Indiquons que les Chefs du XIXe Corps furent : Les généraux, Osmont, 1878 ; Saussier, 1880 ; Loysel, 1881 ; Davout, duc d'Auerstaed, en 1884 ; Delebecque, 1885 ; Bréart, 1889 ; Dufaure du Bessol, 1891 ; Hervé, 1893 ; Larchey, 1895 ; Grisot, 1900 ; Caze, 1901 ; Servière, 1904 ; Bailloud, 1908 ; Moi- nier, 1913 ; Nivelle, 1918 ; Niessel, 1920 ; Paulinier, 1921 ; Boichut, 1923 ; Naulin, 1926 ; Georges, 1930 ; Noguès, 1933 ; Catroux, 1936.

Indiquons d'autre part, qu'il fut, comme sur la place d'Isly et sur la place du Gouvernement, procédé à des dépôts monétaires, lors de la pose de la première pierre : de la galerie de la Grande Mosquée, en 1837, et du boulevard de l'Impératrice en 1860.

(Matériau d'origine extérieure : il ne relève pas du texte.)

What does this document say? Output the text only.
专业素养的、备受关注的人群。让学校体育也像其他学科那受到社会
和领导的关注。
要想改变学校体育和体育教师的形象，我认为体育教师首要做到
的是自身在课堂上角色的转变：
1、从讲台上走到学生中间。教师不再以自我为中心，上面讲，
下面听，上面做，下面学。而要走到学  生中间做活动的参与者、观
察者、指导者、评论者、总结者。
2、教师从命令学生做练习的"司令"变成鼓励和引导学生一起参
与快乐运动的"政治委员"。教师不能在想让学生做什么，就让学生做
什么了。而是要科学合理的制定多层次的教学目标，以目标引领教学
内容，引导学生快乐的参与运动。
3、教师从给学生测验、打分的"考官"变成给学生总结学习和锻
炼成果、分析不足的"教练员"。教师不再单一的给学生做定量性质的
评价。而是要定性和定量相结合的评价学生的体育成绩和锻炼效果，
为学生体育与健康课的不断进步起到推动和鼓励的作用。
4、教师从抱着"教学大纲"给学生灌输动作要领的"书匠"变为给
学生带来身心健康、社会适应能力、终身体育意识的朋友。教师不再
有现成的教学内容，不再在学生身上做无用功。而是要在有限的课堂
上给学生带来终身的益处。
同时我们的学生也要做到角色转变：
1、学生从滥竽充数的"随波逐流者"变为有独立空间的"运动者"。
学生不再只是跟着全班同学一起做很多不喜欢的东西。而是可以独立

Il en fut de même pour diverses constructions de la ville. Citons :

La Cathédrale, dont l'une des pierres, le 15 août 1852, jour de l'inauguration des travaux d'agrandissement de ce temple, reçut deux boîtes de plomb contenant respectivement des monnaies d'argent et de cuivre à l'effigie de Napoléon et un procès-verbal gur parchemin mentionnant ce dépôt.

L'ancienne usine à gaz, voisine du fort Bab-Azoun où en 1861, furent enfermés, en un bloc de maçonnerie, des documents du même genre.

Le Palais Consulaire, dans les fondations duquel, le 29 juin 1889, en présence de M. Tirman, fut déposée une boîte de métal contenant le procès-verbal de la cérémonie ainsi que cinq pièces d'argent et sept de cuivre, au millésime de l'époque.

" La pierre renfermant ces documents, dit au rapport, est celle encastrée dans le deuxième pilier (à partir du boulevard), des fondations de la façade latérale, à la côte de 4 m. 17, au-dessus du niveau de la mer ".